The First Art Newspaper on the Net   Established in 1996 Friday, December 4, 2020


Solo exhibition of work by Titus Kaphar opens in a deconsecrated Church in Brussels
Titus Kaphar, Untitled, 2020, oil and tar on canvas. Courtesy of Maruani Mercier and the artist.



BRUSSELS.- Maruani Mercier announces a solo exhibition of new and recent paintings by Titus Kaphar (b. 1976, Kalamazzo, MI, USA) at L’Église du Gesú, Brussels. Known for reinterpreting historic images from American and European art, in the exhibition, entitled The Evidence of Things Unseen, Kaphar addresses the representation of race in Renaissance Christian iconography. Presented in Belgium, home to Northern Renaissance masters such as Jan van Eyck and Peter Paul Rubens, Kaphar introduces this body of work to the context he is subverting in a building emblematic of a threatened supremacy.

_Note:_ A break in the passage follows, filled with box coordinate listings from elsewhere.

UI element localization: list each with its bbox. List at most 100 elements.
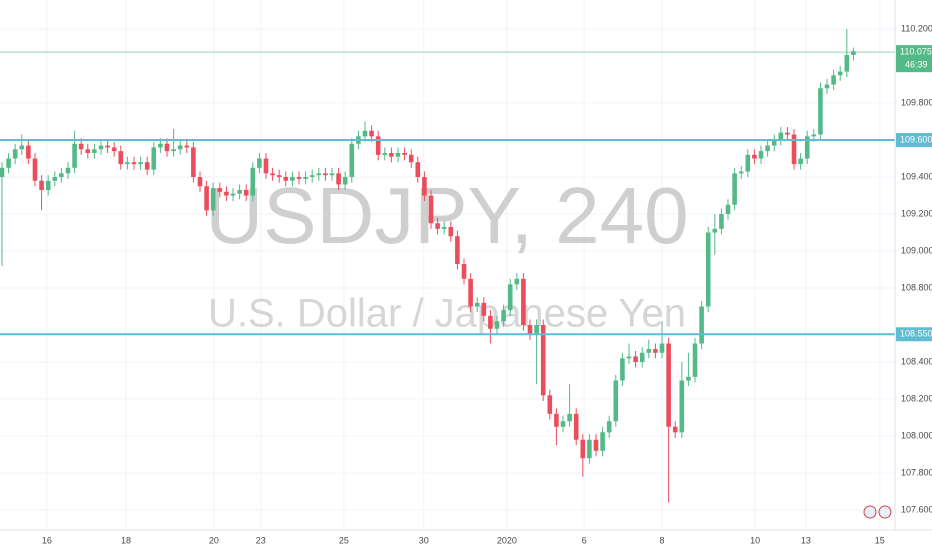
x-tick-label: 16 — [42, 535, 52, 545]
candle-body — [474, 302, 480, 307]
y-tick-label: 108.800 — [901, 282, 932, 292]
candle-body — [633, 356, 638, 363]
candle-body — [593, 439, 599, 451]
candle-body — [323, 173, 328, 176]
candle-body — [705, 232, 711, 307]
candle-body — [65, 167, 71, 174]
candle-body — [217, 188, 223, 192]
candle-body — [191, 147, 196, 178]
flag-icon — [863, 505, 877, 519]
candle-body — [171, 149, 176, 152]
candle-body — [745, 154, 751, 172]
candle-body — [666, 343, 671, 427]
candle-body — [461, 263, 467, 279]
y-tick-label: 108.000 — [901, 430, 932, 440]
candle-body — [639, 352, 645, 363]
candle-body — [540, 325, 546, 396]
candle-body — [719, 214, 724, 229]
candle-body — [144, 162, 150, 170]
candle-body — [653, 349, 658, 353]
y-tick-label: 107.800 — [901, 467, 932, 477]
candle-body — [349, 143, 355, 178]
candle-body — [151, 147, 157, 170]
candle-body — [521, 278, 526, 326]
candle-body — [303, 177, 308, 179]
candle-body — [534, 325, 539, 335]
candle-body — [415, 162, 421, 178]
y-tick-label: 108.200 — [901, 393, 932, 403]
candle-body — [92, 149, 97, 153]
x-tick-label: 25 — [339, 535, 349, 545]
candle-body — [177, 145, 183, 150]
candle-body — [369, 130, 374, 137]
candle-body — [448, 226, 454, 237]
candle-body — [164, 143, 170, 152]
x-tick-label: 13 — [801, 535, 811, 545]
candle-body — [738, 171, 744, 174]
candle-body — [118, 151, 124, 165]
candle-body — [204, 186, 209, 211]
y-tick-label: 109.400 — [901, 171, 932, 181]
candle-body — [765, 145, 770, 152]
candle-body — [600, 432, 605, 451]
candle-body — [428, 195, 434, 224]
candle-body — [184, 145, 190, 148]
candle-body — [699, 306, 704, 344]
candle-body — [587, 439, 592, 459]
candle-body — [39, 180, 44, 190]
candle-body — [276, 175, 282, 178]
watermark-subtitle: U.S. Dollar / Japanese Yen — [208, 292, 686, 336]
candle-body — [441, 226, 447, 229]
candle-body — [712, 228, 718, 233]
candle-body — [237, 189, 242, 194]
candle-body — [547, 395, 553, 414]
candle-body — [257, 158, 262, 168]
candle-body — [197, 177, 203, 187]
candle-body — [316, 173, 322, 176]
y-tick-label: 107.600 — [901, 504, 932, 514]
level-label: 108.550 — [900, 329, 932, 339]
candle-body — [620, 358, 625, 381]
x-tick-label: 30 — [419, 535, 429, 545]
candle-body — [72, 143, 77, 168]
candle-body — [250, 167, 256, 196]
level-label-bg — [896, 327, 932, 342]
candle-body — [395, 152, 401, 157]
candle-body — [32, 158, 38, 181]
candle-body — [646, 349, 652, 353]
last-price-bg — [896, 45, 932, 73]
x-tick-label: 18 — [121, 535, 131, 545]
candle-body — [613, 380, 619, 422]
candle-body — [382, 152, 388, 155]
candle-body — [375, 136, 381, 155]
candle-body — [468, 278, 473, 307]
y-tick-label: 109.200 — [901, 208, 932, 218]
candle-body — [230, 193, 236, 196]
candle-body — [818, 88, 823, 135]
candle-body — [45, 180, 51, 190]
candle-body — [263, 158, 269, 174]
candle-body — [679, 380, 685, 433]
x-tick-label: 6 — [582, 535, 587, 545]
y-tick-label: 109.000 — [901, 245, 932, 255]
candle-body — [85, 149, 91, 153]
candle-body — [626, 356, 632, 359]
candle-body — [296, 177, 302, 179]
candle-body — [606, 421, 612, 433]
candle-body — [98, 145, 104, 150]
candle-body — [158, 143, 163, 148]
candle-body — [725, 204, 731, 215]
candle-body — [362, 130, 368, 137]
x-tick-label: 15 — [875, 535, 885, 545]
candle-body — [290, 177, 295, 181]
candle-body — [131, 162, 137, 165]
candle-body — [844, 54, 850, 72]
candle-body — [837, 71, 843, 76]
candle-body — [804, 136, 810, 159]
candle-body — [389, 152, 394, 157]
candle-body — [778, 132, 784, 141]
candle-body — [26, 145, 31, 159]
candle-body — [19, 145, 25, 150]
x-tick-label: 10 — [750, 535, 760, 545]
candle-body — [501, 310, 506, 322]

L’Église du Gesú, a deconsecrated church, was formerly a place of worship for the Jesuit community and is now externally defaced with graffiti. The Evidence of Things Unseen is Kaphar’s latest intervention in the historical representation of race.




Christianity is deeply rooted in Renaissance art. The principal patron of art at the time was the Church, meaning that artists often had to shroud their scepticism in the symbols of Catholic iconography. The epoch of landmark development – such as perfecting the illusion of light and perspective – fuelled the reach of the Church. In The Evidence of Things Unseen, Kaphar employs Catholic iconography to explore ideas beyond art as a method for religious conversion. The artist employs techniques distinguishable to his practise; canvases aggressively fold, crumple, undulate, and project from the wall, forcing themselves into the space of the viewer.

Through Kaphar’s physical interventions in works like Susan and the Elders and Eve, the artist reinterprets historical artworks into to three-dimensional landscapes and typographies. In Jesus Noir Kaphar duct tapes a portrait of a young black man over the face of Christ. Christ’s outstretched right hand, originally pointing to the heavens, now appears as a plea for help. Kaphar’s application of duct tape, a utilitarian material known to be used in all kinds of industrial and household repairs, suggests urgency and impermanence.

Even though many biblical stories take place in the Middle East and Africa, Christ and his followers are almost always depicted as Caucasian. According to Christian tradition, mankind was created in God’s own “image and likeness”, this, together with the power of the Church, informed the representation of biblical figures. Kaphar invites viewers to question the legacy of this misrepresentation.